Another underlying theme of Mrs Harvey’s story is motherhood and women’s domestic roles. Supposedly twenty years after her death, the deceased Mrs Harvey continues to exhibit care and concern for her children. Very many Irish stories of the supernatural describe female revenants visiting their own homes, caring for children and carrying out domestic chores. In one Co. Roscommon story , an aunt charged with taking care of an infant whose mother had died experienced a shape passing her at the door and found that the baby would not drink any of the milk she prepared for her. The next day in the bedroom ‘whom did she see sitting on the bed but the dead mother and she combing her hair. She faded away out of sight.’ The mother in this tale is definitively dead, but often similar revenants are patently not actually ghosts, but women who had been stolen by the fairies. One the informants cited in Lady Augusta Gregory’s folklore collection Visions and Beliefs in the West of Ireland stated ‘I believe all that die are brought among them [the fairies], except maybe an odd old person’. However, others seem to have believed that only a certain category of the supposedly dead were with the fairies. Numerous stories told of how young women stolen by the fairies could be rescued by their husbands and loved ones, or recalled those who had been released after a period of time and returned to their families.

 Lady Gregory’s informants told several stories of mothers either returning from fairy captivity or appearing as ghosts, including this unsettling one supplied by Mrs. Farley:

‘One time myself I was at Killinan, at a house of the Clancys’ where the father and mother had died, but it was well known they often come to look after the children. I was walking with another girl through the fields there one evening and I looked up and saw a tall woman dressed all in black, with a mantle of some sort, a wide one, over her head, and the waves of the wind were blowing it off her, so that I could hear the noise of it. All her clothes were black, and had the appearance of being new.’

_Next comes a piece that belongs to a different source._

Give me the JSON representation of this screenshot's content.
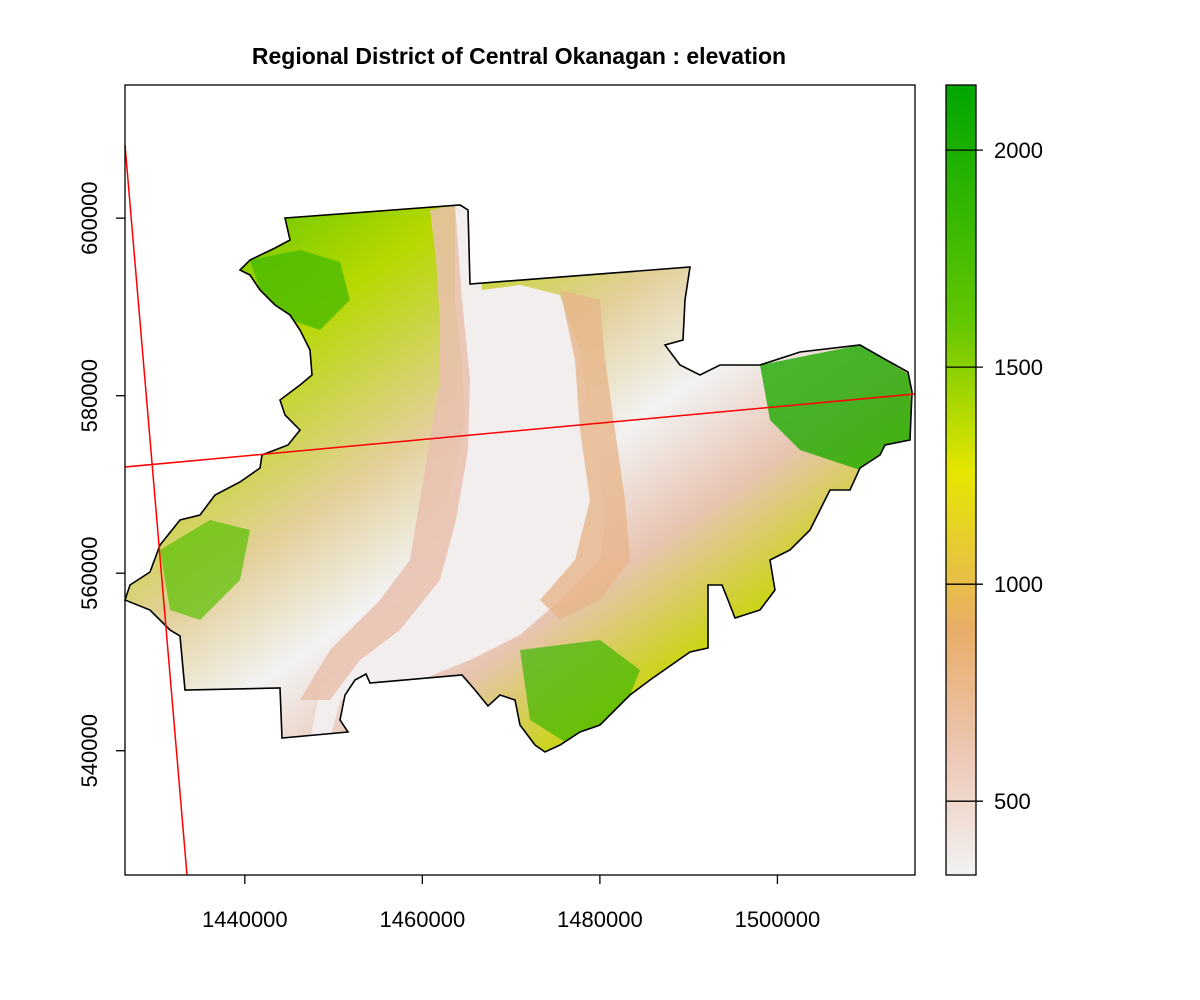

Her companion could not see the spirit which so frightened Mrs Farley that she did not attempt to question it and fled ‘and the woman seemed to be coming after me, till I crossed a running stream and she had no power to cross that.’

This revenant, implicitly identified as the Clancy children’s mother, was so ‘present’ to Mrs Farley that she could assess the quality of her clothes – they have the appearance of mourning rather than grave clothes – and even hear the sound of her headdress flapping in the wind. Perhaps Mrs Farley’s terror responded in part to the rawness of the dead mother’s mourning for the children to whom she had been lost. After all, one of the things we learn from ghosts, even if we believe that they are only figments of imagination, is about emotion: about grief, anger, disappointment, remorse, and compassion. Most of all we recognise the longing for the loved dead – and the mingled hope and dread that they might in some way long for us – that persists as strongly now as it ever did at the Halloween firesides of the past.

Select bibliography:

Irish Folklore Archive, Schools Folklore Collection: www.duchas.ie

  1. Davies, The Haunted: A Social History of Ghosts (Basingstoke, 2007).

A.Gregory, Visions and Beliefs in the West of Ireland (Gerrards Cross, 1992 [1920])

  1. Narváez (ed.), The Good People: New Fairylore Essays (Lexington, 1997).